California may end ban on communists in government jobs

FILE — In this Aug. 31, 2016 file photo Assemblyman Rob Bonta, D-Alameda, speaks during a legislative session, in Sacramento, Calif. The Assembly approved Bonta’s measure, AB22 that would prevent California state employees from being fired for being a member of the Communist Party. The bill now goes to the Senate. Rich Pedroncelli AP Photo

 

The state Assembly voted Monday, May 8 to approve a bill that would eliminate Cold War-era language that allows California to fire any state worker who is a communist. In this clip, Assemblyman Rob Bonta, D-Alameda, introduced his bill before facing opposition from Assemblyman Travis Allen, R-Huntington Beach. California Channel

Being a communist would no longer be a fireable offense for California government employees under a bill passed Monday by the state Assembly.

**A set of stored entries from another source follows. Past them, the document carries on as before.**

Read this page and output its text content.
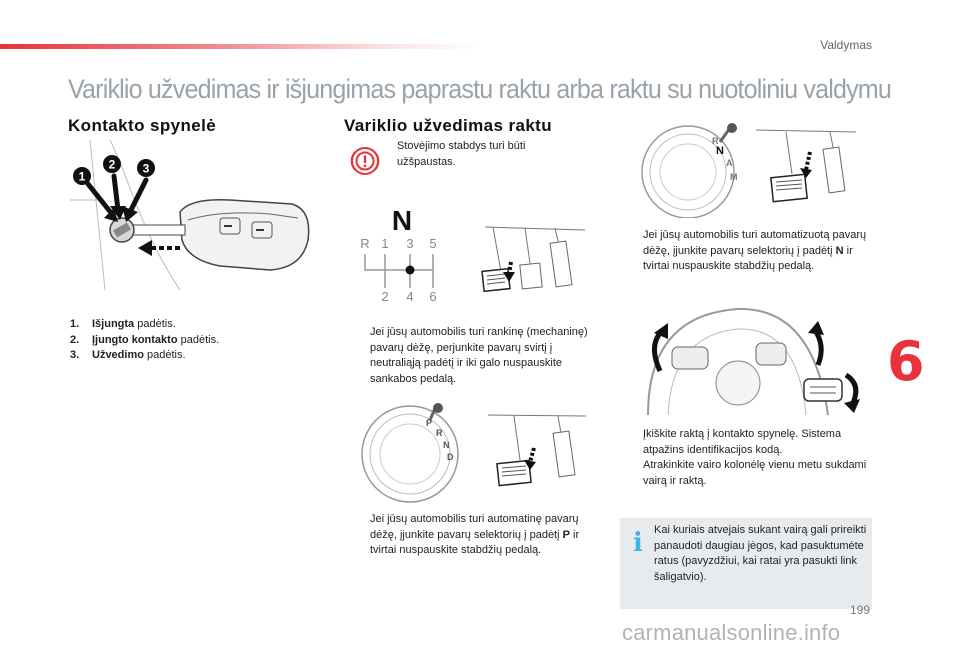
Valdymas
Variklio užvedimas ir išjungimas paprastu raktu arba raktu su nuotoliniu valdymu
Kontakto spynelė
1
2 3
1. Išjungta padėtis.
2. Įjungto kontakto padėtis.
3. Užvedimo padėtis.
Variklio užvedimas raktu
Stovėjimo stabdys turi būti užšpaustas.
N
R 1 3 5
2 4 6
Jei jūsų automobilis turi rankinę (mechaninę) pavarų dėžę, perjunkite pavarų svirtį į neutraliąją padėtį ir iki galo nuspauskite sankabos pedalą.
P
R
N
D
Jei jūsų automobilis turi automatinę pavarų dėžę, įjunkite pavarų selektorių į padėtį P ir tvirtai nuspauskite stabdžių pedalą.
R
N
A
M
Jei jūsų automobilis turi automatizuotą pavarų dėžę, įjunkite pavarų selektorių į padėtį N ir tvirtai nuspauskite stabdžių pedalą.
Įkiškite raktą į kontakto spynelę. Sistema atpažins identifikacijos kodą.
Atrakinkite vairo kolonėlę vienu metu sukdami vairą ir raktą.
i Kai kuriais atvejais sukant vairą gali prireikti panaudoti daugiau jėgos, kad pasuktumėte ratus (pavyzdžiui, kai ratai yra pasukti link šaligatvio).
6
199
carmanualsonline.info
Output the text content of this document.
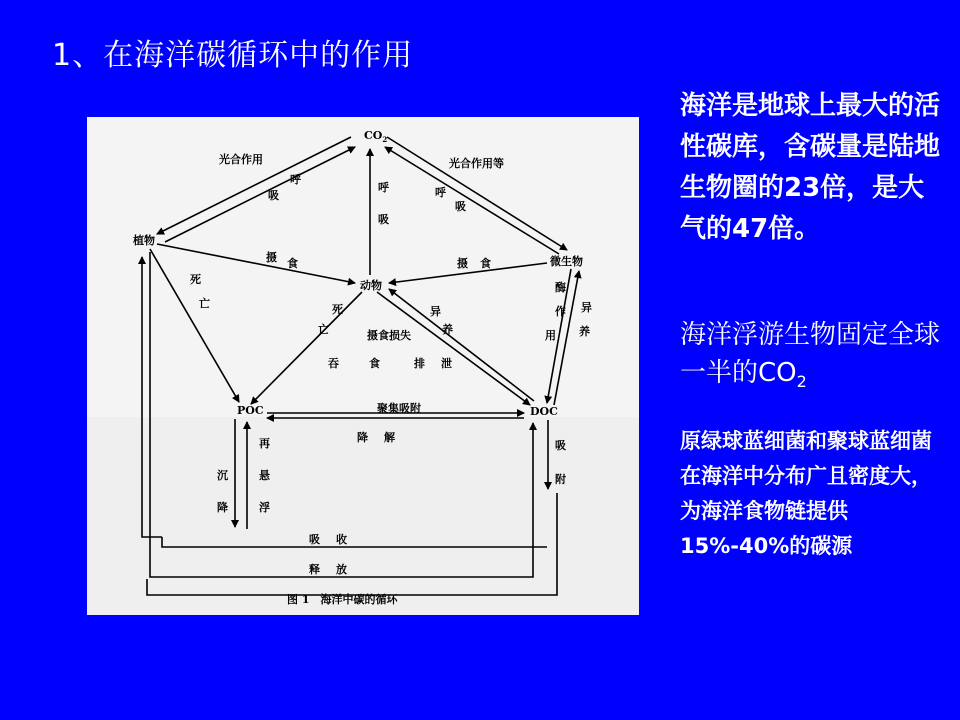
1、在海洋碳循环中的作用
$CO_2$
植物
动物
微生物
POC	DOC
光合作用
呼
吸
光合作用等
呼
吸
呼
吸
摄 食	摄 食
死
亡	死
亡
酶
作
用
异
养
异
养
摄食损失
吞	食	排 泄
聚集吸附
降 解
再
悬
浮
沉
降
吸
附
吸 收
释 放
图 1　海洋中碳的循环

海洋是地球上最大的活性碳库，含碳量是陆地生物圈的23倍，是大气的47倍。

海洋浮游生物固定全球一半的$CO_2$

原绿球蓝细菌和聚球蓝细菌在海洋中分布广且密度大，为海洋食物链提供15%-40%的碳源
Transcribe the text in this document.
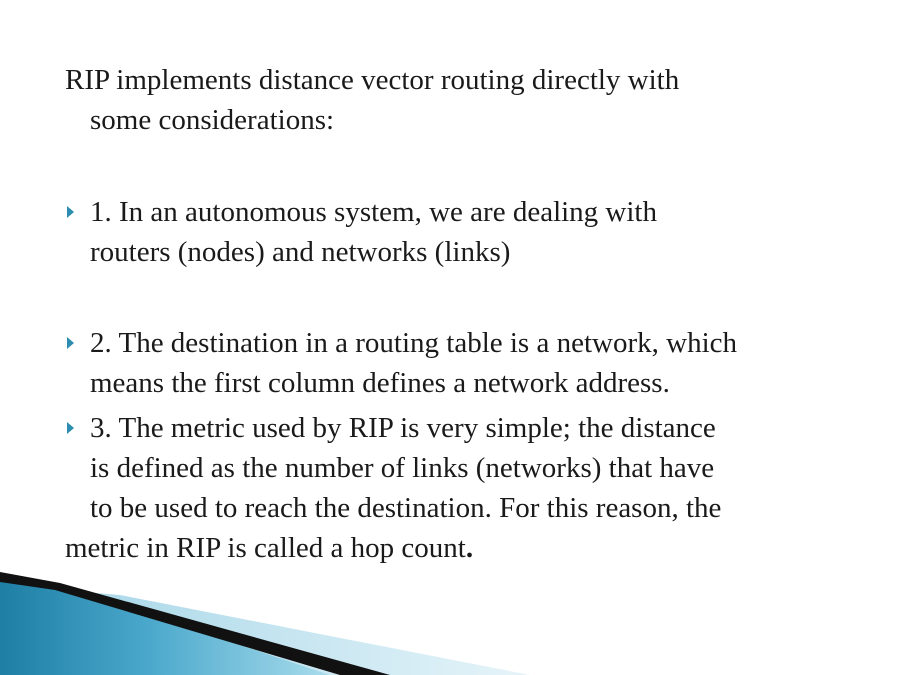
RIP implements distance vector routing directly with
some considerations:
1. In an autonomous system, we are dealing with
routers (nodes) and networks (links)
2. The destination in a routing table is a network, which
means the first column defines a network address.
3. The metric used by RIP is very simple; the distance
is defined as the number of links (networks) that have
to be used to reach the destination. For this reason, the
metric in RIP is called a hop count.
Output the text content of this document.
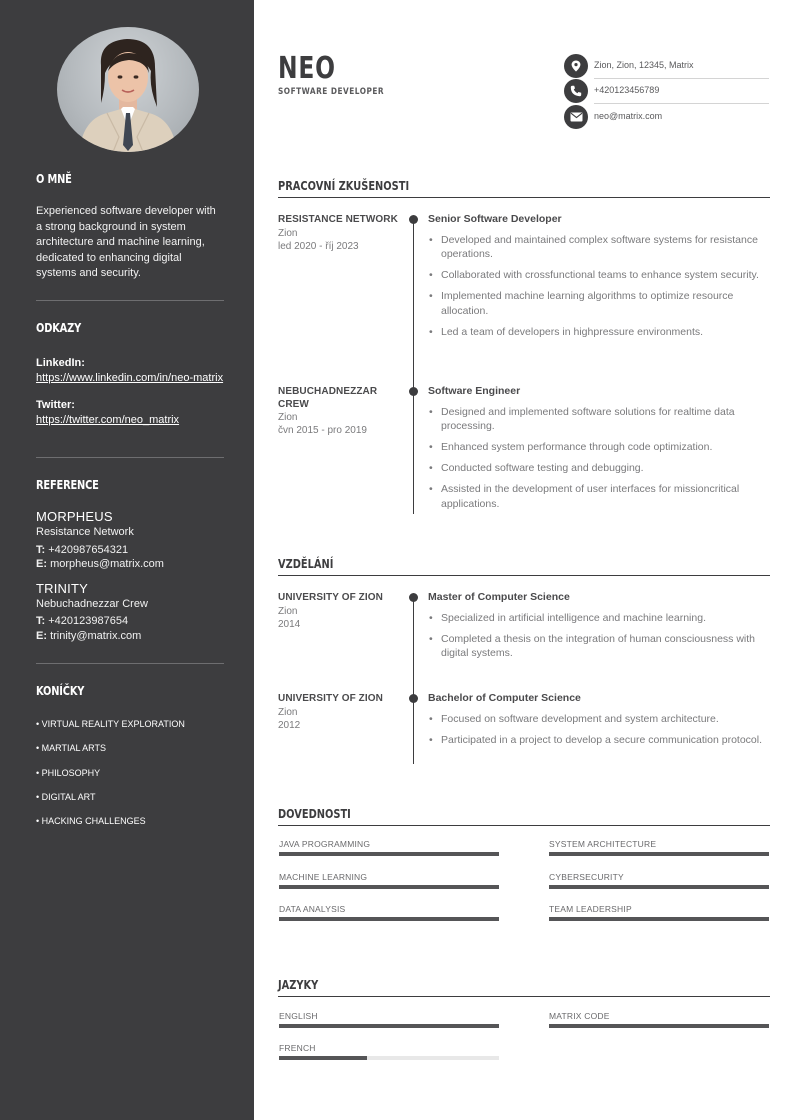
O MNĚ
Experienced software developer with a strong background in system architecture and machine learning, dedicated to enhancing digital systems and security.
ODKAZY
LinkedIn:
https://www.linkedin.com/in/neo-matrix
Twitter:
https://twitter.com/neo_matrix
REFERENCE
MORPHEUS
Resistance Network
T: +420987654321
E: morpheus@matrix.com
TRINITY
Nebuchadnezzar Crew
T: +420123987654
E: trinity@matrix.com
KONÍČKY
• VIRTUAL REALITY EXPLORATION
• MARTIAL ARTS
• PHILOSOPHY
• DIGITAL ART
• HACKING CHALLENGES
NEO
SOFTWARE DEVELOPER
Zion, Zion, 12345, Matrix
+420123456789
neo@matrix.com
PRACOVNÍ ZKUŠENOSTI
RESISTANCE NETWORK
Zion
led 2020 - říj 2023
Senior Software Developer
• Developed and maintained complex software systems for resistance operations.
• Collaborated with crossfunctional teams to enhance system security.
• Implemented machine learning algorithms to optimize resource allocation.
• Led a team of developers in highpressure environments.
NEBUCHADNEZZAR CREW
Zion
čvn 2015 - pro 2019
Software Engineer
• Designed and implemented software solutions for realtime data processing.
• Enhanced system performance through code optimization.
• Conducted software testing and debugging.
• Assisted in the development of user interfaces for missioncritical applications.
VZDĚLÁNÍ
UNIVERSITY OF ZION
Zion
2014
Master of Computer Science
• Specialized in artificial intelligence and machine learning.
• Completed a thesis on the integration of human consciousness with digital systems.
UNIVERSITY OF ZION
Zion
2012
Bachelor of Computer Science
• Focused on software development and system architecture.
• Participated in a project to develop a secure communication protocol.
DOVEDNOSTI
JAVA PROGRAMMING	SYSTEM ARCHITECTURE
MACHINE LEARNING	CYBERSECURITY
DATA ANALYSIS	TEAM LEADERSHIP
JAZYKY
ENGLISH	MATRIX CODE
FRENCH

Lawmakers narrowly approved the bill to repeal part of a law enacted during the Red Scare of the 1940s and ’50s when fear that communists were trying to infiltrate and overthrow the U.S. government was rampant. The bill now goes to the Senate.

It would eliminate part of the law that allows public employees to be fired for being a member of the Communist Party.

Employees could still be fired for being members of organizations they know advocate for overthrowing the government by force or violence.